The big difference between those military incursions and Iraq has all to do with oil and little to do with democracy. The United States is the only country that uses its incredibly expensive military to oversee and protect the U.S. global corporate interests. The neo-con plan called PNAC is a euphemism for creating so-called friendly democracies in the Middle East to protect our oil interests in that area and to use Israel as our surrogate army. In that respect, Israel has made a great deal of foreign policy mistakes based upon the outdated premise that "the enemy of my enemy is my friend."

Both Democrats and Republicans have now turned to the Lee Hamilton bi-partisan commission approach similar to the 911 Commission. The only difference this time is that the chairman of this commission is James Baker, the guy who stole the 2000 election for Bush. He was the direct cause of the problem in that he was responsible for Bush being in office illegally and stealing the election of 2000. I think that we can all agree that had all the votes been counted in Florida in 2000, the Iraq problem would not exist today. In addition, our dependence on oil for which Baker has a vested interest, is the main cause of the problem which for financial reasons, Baker has a conflict of interest.

The Democrats who are generally spineless and also part of that same complicated mess we call government have also been looking to the Baker Commission as an excuse for them not taking bold and courageous action. Instead, the Dems are walking away from the problem in an attitude that smacks of politics. Their strategy seems to be that Bush and the Republican former majority created the problem and lets let them pay the political price for that by waiting for another useless report from the Baker Commission. But, that is not what the American people voted for. They want action and they want it now. To defer this plan to a Commission of the "good old boys" who see things from a rear view mirror is not the answer. People are dying uselessly and we all want action now. So here is my simpler plan for the withdrawal of our troops:

1.Build one or more military bases at or near the oil fields to protect them from any harm and deploy some of our troops there with adequate air cover and protection of their flanks. We already have a military base in a hostile country, Cuba. The Cubans have never tried to seize that base in over 46 years.

2.Deploy the rest of the troops to nearby friendly countries.

3.Negotiate with Syria, Iran, Saudi Arabia, and others in the area.

4.Persuade Israel to participate in real negotiations with the Palestinians.

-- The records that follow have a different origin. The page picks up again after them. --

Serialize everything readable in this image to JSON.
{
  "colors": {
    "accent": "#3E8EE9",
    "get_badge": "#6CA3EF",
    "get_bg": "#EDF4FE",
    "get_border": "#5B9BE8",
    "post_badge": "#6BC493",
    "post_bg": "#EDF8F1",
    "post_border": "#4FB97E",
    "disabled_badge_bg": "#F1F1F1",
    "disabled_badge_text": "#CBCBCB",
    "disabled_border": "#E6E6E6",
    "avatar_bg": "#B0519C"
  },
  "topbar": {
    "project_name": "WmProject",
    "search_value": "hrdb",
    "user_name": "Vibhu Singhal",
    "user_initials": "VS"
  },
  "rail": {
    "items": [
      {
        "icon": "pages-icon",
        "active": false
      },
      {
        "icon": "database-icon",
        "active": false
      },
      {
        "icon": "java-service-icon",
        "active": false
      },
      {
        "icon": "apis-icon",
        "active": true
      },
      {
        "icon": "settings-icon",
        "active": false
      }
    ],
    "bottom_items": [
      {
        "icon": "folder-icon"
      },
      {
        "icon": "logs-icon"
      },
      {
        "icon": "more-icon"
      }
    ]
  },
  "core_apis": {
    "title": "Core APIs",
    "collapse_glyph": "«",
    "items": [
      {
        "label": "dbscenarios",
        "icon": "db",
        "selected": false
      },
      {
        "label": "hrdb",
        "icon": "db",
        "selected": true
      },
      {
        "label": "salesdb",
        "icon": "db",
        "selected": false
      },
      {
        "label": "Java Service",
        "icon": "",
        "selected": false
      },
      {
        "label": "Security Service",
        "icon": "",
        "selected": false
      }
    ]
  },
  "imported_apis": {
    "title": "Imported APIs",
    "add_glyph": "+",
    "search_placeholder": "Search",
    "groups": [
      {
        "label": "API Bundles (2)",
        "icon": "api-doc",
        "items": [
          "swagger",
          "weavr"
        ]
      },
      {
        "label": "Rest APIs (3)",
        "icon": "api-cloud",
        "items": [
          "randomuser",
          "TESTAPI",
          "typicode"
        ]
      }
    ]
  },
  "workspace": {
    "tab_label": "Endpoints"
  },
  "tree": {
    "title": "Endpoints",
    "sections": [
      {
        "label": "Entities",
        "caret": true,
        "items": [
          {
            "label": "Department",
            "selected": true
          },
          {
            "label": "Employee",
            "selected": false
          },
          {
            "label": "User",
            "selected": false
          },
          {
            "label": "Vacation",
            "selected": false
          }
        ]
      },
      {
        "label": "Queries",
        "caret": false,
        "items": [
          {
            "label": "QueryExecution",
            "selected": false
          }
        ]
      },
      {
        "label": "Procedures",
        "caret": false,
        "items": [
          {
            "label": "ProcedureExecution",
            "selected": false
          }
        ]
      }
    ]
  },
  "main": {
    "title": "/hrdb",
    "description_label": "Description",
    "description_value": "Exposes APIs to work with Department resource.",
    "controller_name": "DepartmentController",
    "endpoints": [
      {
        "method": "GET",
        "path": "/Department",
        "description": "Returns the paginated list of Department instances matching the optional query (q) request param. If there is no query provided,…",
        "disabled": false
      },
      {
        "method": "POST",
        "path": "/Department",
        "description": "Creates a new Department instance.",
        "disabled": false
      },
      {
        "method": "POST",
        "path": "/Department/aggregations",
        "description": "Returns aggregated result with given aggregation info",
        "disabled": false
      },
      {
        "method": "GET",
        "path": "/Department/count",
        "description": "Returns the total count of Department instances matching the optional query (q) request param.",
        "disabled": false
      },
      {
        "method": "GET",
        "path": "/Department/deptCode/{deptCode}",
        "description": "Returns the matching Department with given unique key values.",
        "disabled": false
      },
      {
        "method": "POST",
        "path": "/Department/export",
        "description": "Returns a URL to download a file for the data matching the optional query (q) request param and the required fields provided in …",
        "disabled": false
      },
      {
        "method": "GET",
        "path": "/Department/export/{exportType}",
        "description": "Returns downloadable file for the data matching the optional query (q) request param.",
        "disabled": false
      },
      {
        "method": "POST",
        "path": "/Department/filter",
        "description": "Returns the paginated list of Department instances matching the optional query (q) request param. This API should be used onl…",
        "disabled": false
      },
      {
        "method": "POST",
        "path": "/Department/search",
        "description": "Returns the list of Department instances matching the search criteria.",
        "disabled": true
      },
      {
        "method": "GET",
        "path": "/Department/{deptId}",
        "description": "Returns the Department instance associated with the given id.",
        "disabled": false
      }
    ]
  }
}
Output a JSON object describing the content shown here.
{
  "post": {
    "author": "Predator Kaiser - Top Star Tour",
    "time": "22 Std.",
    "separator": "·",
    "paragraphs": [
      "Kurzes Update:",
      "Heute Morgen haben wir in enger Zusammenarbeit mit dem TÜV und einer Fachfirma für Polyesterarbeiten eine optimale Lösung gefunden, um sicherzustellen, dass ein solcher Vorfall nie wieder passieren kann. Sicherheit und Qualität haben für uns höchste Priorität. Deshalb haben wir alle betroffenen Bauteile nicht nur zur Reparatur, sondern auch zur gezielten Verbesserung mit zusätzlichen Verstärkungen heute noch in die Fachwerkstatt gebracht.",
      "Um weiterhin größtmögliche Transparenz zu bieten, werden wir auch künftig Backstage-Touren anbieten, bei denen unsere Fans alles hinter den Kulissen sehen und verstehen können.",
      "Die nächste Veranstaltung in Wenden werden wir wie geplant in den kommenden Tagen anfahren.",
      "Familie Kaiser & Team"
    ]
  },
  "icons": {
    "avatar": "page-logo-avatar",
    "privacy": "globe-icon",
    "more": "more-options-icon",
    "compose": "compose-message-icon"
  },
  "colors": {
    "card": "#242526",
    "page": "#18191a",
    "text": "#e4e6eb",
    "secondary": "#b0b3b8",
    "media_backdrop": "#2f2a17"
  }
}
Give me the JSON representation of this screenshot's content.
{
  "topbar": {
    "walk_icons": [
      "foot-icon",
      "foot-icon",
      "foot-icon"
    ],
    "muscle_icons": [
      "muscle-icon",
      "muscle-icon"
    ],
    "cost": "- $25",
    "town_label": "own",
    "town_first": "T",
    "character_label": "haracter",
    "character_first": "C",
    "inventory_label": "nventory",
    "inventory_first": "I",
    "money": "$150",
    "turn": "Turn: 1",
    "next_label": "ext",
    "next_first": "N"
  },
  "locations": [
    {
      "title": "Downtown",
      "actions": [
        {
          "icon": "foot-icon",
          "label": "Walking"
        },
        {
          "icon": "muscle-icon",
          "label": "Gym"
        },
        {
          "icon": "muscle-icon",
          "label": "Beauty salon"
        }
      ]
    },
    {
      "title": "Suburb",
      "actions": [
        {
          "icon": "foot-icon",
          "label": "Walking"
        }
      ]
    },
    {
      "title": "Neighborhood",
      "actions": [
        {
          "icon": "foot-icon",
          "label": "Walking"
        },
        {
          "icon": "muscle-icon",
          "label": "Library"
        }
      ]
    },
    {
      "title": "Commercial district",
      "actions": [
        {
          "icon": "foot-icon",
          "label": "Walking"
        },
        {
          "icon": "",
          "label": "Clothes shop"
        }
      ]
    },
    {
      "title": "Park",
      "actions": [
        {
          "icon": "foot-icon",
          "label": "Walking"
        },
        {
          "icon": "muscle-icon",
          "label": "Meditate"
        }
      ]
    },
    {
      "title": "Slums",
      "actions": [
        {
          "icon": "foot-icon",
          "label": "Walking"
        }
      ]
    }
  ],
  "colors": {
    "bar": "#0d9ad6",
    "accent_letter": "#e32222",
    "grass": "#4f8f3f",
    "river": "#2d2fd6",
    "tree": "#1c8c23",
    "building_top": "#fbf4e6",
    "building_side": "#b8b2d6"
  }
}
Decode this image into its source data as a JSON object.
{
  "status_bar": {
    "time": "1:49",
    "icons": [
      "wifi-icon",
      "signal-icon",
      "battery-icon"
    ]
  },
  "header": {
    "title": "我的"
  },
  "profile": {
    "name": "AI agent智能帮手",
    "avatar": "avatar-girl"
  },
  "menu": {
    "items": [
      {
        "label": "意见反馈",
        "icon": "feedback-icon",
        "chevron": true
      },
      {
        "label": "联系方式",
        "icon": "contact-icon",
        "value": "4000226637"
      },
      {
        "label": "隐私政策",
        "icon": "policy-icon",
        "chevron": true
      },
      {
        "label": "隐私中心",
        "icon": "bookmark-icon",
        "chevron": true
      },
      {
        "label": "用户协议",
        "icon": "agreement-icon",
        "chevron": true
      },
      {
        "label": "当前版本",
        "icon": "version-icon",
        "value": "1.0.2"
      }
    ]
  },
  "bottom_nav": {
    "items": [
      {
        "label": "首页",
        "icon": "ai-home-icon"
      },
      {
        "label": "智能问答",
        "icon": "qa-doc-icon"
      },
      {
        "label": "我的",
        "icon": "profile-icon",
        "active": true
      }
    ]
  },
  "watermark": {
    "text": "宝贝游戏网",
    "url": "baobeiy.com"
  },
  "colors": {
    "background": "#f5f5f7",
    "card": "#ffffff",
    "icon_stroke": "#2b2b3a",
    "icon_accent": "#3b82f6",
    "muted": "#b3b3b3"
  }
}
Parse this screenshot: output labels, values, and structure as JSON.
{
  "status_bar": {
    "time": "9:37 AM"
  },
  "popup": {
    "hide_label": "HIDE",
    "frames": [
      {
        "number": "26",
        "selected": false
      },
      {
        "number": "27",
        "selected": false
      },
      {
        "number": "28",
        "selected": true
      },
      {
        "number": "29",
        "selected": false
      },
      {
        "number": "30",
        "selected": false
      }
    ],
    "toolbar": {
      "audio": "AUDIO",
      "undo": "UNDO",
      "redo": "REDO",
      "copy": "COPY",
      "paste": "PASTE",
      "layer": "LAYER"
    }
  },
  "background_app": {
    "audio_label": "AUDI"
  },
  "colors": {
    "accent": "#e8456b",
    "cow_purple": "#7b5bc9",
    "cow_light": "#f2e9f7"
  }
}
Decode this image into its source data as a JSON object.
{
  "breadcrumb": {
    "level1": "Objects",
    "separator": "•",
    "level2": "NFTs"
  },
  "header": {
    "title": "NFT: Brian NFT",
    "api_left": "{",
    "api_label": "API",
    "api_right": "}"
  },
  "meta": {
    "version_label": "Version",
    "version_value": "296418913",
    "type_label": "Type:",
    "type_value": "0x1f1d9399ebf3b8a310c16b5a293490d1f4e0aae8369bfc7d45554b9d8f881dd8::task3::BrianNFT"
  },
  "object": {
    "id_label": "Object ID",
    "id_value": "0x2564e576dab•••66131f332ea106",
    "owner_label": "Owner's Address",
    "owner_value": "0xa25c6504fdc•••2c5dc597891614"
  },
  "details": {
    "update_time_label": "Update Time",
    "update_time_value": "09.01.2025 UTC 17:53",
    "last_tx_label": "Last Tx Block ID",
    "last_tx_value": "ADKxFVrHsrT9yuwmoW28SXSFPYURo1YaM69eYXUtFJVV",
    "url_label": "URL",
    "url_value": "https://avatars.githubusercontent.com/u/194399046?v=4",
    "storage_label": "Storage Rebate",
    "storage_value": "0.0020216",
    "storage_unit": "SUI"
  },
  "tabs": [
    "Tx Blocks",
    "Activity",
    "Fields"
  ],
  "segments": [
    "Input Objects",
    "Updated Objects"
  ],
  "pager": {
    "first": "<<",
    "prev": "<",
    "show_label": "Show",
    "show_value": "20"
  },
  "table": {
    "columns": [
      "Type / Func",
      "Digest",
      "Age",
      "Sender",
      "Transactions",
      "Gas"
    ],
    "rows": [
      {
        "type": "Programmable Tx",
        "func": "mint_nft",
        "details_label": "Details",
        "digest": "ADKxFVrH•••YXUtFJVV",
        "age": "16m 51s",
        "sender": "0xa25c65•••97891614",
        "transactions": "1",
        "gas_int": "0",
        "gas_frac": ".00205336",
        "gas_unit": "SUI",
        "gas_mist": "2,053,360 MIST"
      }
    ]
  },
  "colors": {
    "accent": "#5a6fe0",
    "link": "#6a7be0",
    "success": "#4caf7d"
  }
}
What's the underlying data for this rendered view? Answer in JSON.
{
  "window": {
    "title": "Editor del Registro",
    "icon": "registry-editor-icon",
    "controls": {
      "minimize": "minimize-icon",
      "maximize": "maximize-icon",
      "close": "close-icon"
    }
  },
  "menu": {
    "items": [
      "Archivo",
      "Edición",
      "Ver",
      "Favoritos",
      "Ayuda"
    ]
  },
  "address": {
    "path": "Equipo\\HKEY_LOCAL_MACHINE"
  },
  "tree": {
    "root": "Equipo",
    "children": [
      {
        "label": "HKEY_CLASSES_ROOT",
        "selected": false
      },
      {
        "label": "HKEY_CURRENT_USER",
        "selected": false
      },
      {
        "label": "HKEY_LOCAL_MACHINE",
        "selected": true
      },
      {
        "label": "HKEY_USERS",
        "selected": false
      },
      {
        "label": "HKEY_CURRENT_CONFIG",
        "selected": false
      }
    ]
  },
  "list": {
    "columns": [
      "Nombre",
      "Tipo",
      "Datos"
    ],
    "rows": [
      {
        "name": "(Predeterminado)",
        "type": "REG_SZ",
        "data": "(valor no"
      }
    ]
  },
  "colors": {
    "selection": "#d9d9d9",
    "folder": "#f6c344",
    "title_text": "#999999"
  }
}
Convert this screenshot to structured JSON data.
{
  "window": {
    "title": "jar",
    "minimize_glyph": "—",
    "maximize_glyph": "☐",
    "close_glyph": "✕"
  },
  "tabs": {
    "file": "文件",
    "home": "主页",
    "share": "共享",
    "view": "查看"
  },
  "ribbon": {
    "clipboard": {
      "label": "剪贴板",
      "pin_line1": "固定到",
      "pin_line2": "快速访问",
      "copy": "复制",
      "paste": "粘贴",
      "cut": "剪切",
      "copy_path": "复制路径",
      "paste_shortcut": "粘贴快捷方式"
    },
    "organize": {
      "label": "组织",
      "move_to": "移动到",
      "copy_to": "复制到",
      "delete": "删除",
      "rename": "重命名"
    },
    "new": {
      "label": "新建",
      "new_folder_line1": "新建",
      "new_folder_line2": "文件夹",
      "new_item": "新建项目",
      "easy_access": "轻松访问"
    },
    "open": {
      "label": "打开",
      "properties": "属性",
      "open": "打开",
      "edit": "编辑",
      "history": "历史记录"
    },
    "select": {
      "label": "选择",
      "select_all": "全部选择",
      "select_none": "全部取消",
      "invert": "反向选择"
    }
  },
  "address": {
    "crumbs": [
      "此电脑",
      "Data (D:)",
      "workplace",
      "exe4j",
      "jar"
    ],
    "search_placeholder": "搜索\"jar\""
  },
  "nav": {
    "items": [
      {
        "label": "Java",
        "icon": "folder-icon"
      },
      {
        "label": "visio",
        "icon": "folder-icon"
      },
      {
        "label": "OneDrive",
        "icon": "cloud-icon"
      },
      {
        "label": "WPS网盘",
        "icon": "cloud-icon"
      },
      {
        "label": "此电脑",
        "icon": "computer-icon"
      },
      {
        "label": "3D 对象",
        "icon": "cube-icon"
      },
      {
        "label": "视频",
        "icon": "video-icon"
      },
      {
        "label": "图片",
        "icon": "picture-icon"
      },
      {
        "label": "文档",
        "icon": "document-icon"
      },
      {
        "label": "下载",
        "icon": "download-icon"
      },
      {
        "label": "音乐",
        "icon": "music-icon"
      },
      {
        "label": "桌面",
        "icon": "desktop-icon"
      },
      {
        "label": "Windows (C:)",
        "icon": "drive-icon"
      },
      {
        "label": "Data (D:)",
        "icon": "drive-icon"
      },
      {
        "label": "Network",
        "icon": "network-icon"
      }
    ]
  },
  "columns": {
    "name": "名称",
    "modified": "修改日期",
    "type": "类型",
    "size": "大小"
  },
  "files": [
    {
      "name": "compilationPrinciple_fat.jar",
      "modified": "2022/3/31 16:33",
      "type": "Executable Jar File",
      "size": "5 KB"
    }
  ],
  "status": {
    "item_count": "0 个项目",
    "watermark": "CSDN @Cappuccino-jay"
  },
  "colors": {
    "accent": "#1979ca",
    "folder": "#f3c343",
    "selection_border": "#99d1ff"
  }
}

5.Subsidize all industries with billions of dollars to develop alternative energy transformation. Taking the economics out of oil production would be the most useful expenditure in the fight against terrorism and literally make the Middle East far less strategic. (This one will take real courage but, had we applied what we have spent on Iraq to alternative energy technology, we would have been far better off.).

In the fall of 2002, anyone with political savvy should have known that the build-up to war against Iraq was misguided and was foolish in light of the fact that Iraq was not a threat and was the only antagonist against Iran, a country that was far more dangerous to us. That is why we armed Iraq to the hilt in the 1980s as a counterbalance to the Islamic radicals in Iran. At a time in early 2003 when the Iranian people were looking for a more democratic government, Bush and Congress aided and abetted by many Democrats put the blinders on and cheered mightily as Bush called Iran a part of the "Axis of Evil." Many of them knew better and capitulated to the political climate at the time. What a monumental blunder for our country and the rest of the world. Anyone who voted for that war should have the good conscience to apologize to the nation and say: Never again! Are you listening Rube?